At his trial in 2002 then 22 year-old Stroman remained defiant and unrepentant for his crimes. He claimed his murderous rampage was fueled by the loss of his half sister in the World Trade Center collapse – a claim investigators could not confirm. He made an obscene hand gesture in the courtroom at Bhuiyan’s family. He boasted of killing “local Arab Americans, or whatever you want to call them.”
He was sentenced to die by lethal injection by the state of Texas.
I felt struck by Bhuiyan’s story because it encapsulates the pain and idealism so familiar to Bengali immigrants in America. As a one year-old baby, I moved with my family to Texas from Bangladesh. While some Bengali immigrants from India and Bangladesh can comfortably settle into white-collar occupations, many others are relegated to dangerous, arduous jobs such as taxicab drivers and gas station clerks.
Like Bhuiyan, my father first encountered America with all of its hardships and few of its glories. We didn’t have a mattress at the time, so we slept on the carpet of our one-bedroom apartment. After working two full-time jobs (one hauling luggage in a hotel, the other cooking at a Denny’s in Houston,) Dad found a new job in a gas station. The hours were long and he often only came home for only three or four hours of sleep, but I don’t look back on those times with misery. I was too young then.

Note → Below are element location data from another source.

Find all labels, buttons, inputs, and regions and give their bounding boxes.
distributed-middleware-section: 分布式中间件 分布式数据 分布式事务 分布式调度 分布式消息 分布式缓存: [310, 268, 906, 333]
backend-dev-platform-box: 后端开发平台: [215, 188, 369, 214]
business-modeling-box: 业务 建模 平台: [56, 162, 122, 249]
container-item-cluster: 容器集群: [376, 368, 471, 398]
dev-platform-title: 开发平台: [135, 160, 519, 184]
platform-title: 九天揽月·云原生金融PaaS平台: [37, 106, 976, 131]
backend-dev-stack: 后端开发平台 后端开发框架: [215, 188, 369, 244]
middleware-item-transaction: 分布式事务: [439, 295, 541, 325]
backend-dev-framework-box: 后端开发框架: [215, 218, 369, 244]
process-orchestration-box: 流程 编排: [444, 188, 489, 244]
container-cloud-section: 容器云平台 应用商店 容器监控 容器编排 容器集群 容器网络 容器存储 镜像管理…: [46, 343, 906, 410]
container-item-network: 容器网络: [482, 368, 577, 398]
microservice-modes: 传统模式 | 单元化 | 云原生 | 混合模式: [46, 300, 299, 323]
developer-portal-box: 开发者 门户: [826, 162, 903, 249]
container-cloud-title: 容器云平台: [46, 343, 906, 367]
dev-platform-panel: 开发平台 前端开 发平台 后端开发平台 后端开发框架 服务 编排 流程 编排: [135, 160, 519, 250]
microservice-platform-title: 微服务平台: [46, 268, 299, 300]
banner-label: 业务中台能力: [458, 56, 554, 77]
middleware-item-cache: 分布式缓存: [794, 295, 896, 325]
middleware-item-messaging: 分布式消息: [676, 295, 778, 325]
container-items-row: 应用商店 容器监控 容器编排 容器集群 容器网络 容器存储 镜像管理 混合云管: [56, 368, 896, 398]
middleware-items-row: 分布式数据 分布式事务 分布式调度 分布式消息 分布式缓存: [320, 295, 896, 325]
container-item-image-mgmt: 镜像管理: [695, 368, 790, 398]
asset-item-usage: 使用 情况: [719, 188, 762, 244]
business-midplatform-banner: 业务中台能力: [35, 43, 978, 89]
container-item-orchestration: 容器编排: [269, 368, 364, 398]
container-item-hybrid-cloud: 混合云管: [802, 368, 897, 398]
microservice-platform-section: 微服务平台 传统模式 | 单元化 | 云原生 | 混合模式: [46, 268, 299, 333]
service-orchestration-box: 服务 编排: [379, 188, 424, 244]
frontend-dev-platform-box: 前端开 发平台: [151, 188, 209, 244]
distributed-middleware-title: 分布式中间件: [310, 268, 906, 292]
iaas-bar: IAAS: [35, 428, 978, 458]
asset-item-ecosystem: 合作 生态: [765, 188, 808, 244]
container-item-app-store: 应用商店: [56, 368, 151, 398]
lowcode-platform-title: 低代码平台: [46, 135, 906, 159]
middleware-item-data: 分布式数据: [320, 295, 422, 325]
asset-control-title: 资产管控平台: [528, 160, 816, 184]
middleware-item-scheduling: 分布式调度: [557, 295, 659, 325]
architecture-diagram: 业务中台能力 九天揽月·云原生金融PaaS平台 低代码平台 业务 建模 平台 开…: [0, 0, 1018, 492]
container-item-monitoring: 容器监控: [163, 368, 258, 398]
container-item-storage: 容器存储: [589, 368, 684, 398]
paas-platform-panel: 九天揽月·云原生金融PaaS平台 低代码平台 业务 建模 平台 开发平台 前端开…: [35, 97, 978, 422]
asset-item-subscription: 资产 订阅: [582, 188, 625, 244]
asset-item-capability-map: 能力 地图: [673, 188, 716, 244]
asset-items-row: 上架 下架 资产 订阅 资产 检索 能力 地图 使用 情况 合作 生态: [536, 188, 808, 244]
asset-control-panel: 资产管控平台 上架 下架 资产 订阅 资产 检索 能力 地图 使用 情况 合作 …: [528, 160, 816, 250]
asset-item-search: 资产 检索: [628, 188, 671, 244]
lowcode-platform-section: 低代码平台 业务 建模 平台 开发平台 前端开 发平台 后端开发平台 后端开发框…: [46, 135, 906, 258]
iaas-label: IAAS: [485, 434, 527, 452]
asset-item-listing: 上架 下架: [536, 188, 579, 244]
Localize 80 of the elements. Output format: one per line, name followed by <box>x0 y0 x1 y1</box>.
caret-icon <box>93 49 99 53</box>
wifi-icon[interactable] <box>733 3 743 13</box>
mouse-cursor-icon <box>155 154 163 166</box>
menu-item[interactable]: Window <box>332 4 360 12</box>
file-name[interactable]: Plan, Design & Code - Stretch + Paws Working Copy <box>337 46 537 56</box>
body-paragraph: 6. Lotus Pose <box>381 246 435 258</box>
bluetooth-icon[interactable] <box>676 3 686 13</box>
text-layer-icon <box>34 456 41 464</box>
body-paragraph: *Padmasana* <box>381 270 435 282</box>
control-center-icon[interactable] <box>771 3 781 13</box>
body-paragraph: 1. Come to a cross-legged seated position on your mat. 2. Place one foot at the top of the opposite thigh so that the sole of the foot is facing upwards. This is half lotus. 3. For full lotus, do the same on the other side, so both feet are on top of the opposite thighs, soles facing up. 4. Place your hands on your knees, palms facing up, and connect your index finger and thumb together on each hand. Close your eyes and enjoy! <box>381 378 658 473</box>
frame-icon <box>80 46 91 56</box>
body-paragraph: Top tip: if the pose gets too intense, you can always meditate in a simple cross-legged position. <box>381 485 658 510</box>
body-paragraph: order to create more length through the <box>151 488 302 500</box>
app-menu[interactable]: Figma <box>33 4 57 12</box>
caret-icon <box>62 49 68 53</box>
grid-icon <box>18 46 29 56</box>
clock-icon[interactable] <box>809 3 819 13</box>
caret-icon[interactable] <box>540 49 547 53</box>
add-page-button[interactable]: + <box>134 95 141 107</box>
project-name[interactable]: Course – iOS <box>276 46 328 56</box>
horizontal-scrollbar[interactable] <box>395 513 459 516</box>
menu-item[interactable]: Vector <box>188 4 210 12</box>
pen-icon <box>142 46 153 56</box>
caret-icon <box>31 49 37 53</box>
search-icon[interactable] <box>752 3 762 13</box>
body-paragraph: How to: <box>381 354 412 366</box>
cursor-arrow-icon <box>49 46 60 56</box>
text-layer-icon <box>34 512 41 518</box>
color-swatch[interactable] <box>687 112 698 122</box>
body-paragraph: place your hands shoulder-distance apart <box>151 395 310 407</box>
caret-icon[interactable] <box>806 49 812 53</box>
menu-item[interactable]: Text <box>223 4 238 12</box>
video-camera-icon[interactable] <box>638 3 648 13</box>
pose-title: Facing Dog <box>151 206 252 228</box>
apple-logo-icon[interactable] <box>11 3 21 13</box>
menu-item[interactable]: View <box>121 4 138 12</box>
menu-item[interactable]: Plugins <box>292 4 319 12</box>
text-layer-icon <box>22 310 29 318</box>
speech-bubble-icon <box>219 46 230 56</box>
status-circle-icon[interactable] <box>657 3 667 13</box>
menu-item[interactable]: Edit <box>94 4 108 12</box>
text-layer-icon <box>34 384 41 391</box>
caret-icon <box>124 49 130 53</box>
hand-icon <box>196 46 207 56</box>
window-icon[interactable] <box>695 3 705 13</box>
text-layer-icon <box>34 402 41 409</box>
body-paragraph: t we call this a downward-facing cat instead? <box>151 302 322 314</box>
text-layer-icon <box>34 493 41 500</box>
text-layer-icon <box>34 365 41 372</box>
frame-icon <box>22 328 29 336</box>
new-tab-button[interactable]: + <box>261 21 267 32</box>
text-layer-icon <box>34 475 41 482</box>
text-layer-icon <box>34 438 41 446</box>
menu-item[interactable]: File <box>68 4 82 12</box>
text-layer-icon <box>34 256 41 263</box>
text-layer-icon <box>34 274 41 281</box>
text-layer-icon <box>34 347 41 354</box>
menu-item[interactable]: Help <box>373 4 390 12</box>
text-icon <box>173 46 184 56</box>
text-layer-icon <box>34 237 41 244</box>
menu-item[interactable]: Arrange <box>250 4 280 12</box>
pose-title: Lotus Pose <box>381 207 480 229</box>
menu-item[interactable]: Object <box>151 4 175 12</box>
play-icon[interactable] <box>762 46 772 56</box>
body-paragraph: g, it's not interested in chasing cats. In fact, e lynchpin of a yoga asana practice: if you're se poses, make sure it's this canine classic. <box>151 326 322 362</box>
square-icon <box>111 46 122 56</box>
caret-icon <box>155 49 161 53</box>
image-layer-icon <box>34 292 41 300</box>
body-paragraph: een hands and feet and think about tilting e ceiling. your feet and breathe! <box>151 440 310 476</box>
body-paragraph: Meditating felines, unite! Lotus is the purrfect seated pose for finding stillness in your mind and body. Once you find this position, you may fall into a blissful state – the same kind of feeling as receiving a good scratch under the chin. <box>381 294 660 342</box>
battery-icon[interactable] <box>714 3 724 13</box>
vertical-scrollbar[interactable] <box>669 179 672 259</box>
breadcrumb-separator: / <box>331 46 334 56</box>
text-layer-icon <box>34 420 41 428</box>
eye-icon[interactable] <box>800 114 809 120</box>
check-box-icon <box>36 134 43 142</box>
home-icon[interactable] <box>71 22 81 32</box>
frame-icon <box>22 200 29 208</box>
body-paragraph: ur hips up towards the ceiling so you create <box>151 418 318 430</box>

But one of my earliest memories was around age four, when I visited my father outside Memorial Hermann Hospital in 1993. That year, gunshot wounds from an armed robbery at Dad’s gas station had left him in a wheelchair for more than a month. His absence felt like a hollowed-out emptiness, a sense that what once was is what should be and that anything else was loneliness.

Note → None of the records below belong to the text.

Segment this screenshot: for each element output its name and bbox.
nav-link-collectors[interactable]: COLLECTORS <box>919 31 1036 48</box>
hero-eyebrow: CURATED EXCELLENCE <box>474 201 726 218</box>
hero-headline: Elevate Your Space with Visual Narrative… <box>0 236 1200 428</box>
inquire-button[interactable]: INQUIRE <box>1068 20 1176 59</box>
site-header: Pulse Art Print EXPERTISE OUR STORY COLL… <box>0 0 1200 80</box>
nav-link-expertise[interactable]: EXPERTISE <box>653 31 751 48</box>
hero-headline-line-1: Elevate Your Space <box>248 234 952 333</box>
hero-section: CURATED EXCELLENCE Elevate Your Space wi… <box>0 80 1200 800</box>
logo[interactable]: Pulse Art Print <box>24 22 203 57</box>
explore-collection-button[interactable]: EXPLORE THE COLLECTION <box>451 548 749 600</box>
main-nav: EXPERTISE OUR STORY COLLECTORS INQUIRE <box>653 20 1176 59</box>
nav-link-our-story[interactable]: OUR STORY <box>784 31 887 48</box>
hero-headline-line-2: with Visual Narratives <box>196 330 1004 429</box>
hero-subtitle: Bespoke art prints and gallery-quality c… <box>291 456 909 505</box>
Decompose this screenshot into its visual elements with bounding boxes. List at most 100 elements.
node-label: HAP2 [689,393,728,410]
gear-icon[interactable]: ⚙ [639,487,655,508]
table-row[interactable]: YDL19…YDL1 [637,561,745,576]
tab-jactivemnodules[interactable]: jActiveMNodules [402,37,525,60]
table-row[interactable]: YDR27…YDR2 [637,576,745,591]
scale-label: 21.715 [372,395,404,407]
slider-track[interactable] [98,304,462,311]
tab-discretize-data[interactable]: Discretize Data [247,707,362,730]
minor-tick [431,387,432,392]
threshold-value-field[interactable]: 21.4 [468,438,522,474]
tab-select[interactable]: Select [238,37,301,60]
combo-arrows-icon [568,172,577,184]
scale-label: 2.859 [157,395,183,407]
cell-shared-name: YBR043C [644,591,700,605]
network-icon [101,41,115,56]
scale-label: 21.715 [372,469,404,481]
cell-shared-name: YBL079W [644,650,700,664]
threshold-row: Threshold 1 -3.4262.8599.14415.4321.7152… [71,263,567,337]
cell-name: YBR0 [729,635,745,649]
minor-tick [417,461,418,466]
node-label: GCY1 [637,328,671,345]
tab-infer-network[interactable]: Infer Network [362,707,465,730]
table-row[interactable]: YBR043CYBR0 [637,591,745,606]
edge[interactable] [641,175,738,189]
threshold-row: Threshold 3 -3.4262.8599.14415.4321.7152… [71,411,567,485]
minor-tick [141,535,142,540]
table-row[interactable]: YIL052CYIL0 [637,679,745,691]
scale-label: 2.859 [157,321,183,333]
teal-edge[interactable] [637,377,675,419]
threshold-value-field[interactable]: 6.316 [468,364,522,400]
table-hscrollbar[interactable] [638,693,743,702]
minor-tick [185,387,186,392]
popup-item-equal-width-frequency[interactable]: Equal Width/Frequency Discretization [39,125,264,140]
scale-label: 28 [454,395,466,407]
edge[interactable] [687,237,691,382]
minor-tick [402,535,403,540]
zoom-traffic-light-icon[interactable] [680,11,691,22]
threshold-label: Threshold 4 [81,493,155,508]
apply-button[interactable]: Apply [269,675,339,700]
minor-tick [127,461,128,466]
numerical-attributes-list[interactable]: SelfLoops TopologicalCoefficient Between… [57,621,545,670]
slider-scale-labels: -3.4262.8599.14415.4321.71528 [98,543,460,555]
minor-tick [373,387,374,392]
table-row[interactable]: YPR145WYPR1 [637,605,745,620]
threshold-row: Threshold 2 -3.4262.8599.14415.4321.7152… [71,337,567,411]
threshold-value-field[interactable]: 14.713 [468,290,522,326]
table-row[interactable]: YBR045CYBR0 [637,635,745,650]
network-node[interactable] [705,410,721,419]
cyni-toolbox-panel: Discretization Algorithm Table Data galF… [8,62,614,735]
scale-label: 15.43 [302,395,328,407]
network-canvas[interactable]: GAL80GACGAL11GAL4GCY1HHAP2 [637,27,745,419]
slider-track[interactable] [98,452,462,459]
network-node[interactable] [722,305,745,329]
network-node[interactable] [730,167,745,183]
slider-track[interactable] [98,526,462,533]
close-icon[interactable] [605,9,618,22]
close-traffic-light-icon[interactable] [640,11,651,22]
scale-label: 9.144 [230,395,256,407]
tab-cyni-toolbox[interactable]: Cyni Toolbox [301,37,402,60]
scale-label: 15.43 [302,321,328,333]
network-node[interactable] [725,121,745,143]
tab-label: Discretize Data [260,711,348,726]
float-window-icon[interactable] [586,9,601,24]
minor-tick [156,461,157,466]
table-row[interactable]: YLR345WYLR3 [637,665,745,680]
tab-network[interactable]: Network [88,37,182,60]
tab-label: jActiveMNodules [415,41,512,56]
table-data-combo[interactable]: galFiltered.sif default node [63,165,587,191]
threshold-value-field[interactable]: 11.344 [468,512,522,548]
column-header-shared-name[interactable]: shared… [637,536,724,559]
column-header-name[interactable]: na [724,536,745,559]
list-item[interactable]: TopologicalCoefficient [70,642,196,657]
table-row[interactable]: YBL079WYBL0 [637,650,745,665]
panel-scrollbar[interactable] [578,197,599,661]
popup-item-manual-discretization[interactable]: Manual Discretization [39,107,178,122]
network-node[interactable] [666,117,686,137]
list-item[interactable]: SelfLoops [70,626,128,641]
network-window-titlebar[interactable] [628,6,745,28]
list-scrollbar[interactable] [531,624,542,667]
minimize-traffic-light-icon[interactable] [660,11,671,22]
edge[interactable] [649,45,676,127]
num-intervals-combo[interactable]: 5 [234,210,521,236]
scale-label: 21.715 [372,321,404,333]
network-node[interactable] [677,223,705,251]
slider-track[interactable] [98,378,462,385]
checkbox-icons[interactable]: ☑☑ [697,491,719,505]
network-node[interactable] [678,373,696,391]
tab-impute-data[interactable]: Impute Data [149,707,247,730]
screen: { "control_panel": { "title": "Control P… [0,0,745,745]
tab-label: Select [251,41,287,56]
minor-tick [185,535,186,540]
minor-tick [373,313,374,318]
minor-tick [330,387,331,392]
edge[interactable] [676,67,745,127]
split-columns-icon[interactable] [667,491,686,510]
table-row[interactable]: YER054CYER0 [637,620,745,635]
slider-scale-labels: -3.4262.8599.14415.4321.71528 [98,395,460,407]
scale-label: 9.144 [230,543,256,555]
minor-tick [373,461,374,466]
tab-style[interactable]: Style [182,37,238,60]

Standing outside that hospital with mom and dad in his wheelchair and hospital gown in a pitch-dark night during visiting hours, I felt complete. It felt reassuring to be next to the man with the same hair as me, the “big version” of myself. I was impatient for him to come home already, and I had no feeling (much less animosity) toward the robber. Being next to my father then was the only time in my life I felt hopelessly, undeniably secure.
I support the death penalty, and I don’t think Stroman’s evil deeds warrant seeing the light of a free sun again. But his children shouldn’t be bereft of hearing his voice or being near him. On his executionchronicles.com blog, a remorseful Stroman writes of being a “father of four awesome kids. Three girls and one boy – kids are pure innocence – and I can’t stand for anyone to harm or abuse them.”

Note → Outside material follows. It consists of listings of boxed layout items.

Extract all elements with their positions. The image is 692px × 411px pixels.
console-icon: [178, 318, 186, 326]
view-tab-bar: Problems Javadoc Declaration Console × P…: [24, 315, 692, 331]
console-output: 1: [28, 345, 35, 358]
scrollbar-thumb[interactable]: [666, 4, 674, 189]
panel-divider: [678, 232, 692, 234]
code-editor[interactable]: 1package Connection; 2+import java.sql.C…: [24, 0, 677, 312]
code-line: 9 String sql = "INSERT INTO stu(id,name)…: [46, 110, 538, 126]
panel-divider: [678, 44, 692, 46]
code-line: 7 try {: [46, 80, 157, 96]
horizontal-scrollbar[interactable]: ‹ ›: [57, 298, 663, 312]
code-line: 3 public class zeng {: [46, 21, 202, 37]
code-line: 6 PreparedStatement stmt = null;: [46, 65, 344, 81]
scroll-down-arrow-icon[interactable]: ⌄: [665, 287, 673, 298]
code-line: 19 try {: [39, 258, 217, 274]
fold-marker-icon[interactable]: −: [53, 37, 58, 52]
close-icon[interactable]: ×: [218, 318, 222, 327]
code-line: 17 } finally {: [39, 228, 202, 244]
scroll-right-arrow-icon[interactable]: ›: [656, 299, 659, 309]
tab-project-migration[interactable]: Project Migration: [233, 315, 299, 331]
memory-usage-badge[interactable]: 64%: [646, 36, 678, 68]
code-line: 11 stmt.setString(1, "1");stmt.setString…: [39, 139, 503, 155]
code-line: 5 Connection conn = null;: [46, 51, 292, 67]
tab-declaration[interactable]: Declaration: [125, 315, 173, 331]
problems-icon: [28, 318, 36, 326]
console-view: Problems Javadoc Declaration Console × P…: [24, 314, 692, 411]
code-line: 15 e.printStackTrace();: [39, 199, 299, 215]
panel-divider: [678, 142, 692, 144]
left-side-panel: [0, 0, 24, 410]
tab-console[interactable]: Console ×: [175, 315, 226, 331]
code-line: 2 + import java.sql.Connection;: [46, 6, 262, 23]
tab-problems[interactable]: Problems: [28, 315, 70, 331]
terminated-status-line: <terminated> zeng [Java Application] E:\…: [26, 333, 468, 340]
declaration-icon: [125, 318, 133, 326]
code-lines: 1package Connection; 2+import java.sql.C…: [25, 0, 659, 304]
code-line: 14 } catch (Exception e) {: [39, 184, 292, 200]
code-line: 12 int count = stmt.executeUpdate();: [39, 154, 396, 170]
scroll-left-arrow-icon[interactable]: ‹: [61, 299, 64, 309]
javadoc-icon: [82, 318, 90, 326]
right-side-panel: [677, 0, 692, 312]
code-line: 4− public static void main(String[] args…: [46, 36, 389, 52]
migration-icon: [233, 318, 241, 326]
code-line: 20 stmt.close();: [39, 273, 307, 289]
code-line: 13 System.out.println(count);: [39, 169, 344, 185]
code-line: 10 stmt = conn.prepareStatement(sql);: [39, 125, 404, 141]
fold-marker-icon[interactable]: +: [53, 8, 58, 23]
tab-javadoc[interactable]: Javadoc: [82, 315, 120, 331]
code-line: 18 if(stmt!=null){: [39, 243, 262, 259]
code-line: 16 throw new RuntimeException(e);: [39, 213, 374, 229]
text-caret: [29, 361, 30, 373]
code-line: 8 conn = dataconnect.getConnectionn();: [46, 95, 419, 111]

Bhuiyan understands Stroman is partly a victim of circumstance. Bhuiyan wrote of Stroman in the Austin-American Statesman: “When he was a kid, about the kindest thing his mother told him was that she was $50 short on aborting him. His stepfather ordered him to hate people, and beat him every time he refused to get into a fight.”
Bengali immigrants are accustomed to hardship. We left a land of endemic poverty to forge a new identity in a country where we don’t even make up a tenth of a percentage point of the population. I grew up often being confused for Indian or Pakistani, and unlike Italian- or Irish-Americans, we are too recently arrived to have substantially contributed to the melting pot.
A Bengali cab driver in New York made national headlines as a stabbing victim during the ground zero controversy, but he bore no malice against his attacker. Last year, another Bengali immigrant drove nearly 50 miles to return $21,000 an unfortunate passenger had left in his cab. And in 2007, another Bengali also made news for defending a Jewish couple in a subway assault.
I hope Perry does the right thing and grants Stroman clemency. I also hope forgiveness and empathy are values that define Bengali culture’s influence on America.
Quazi is a nursing graduate student.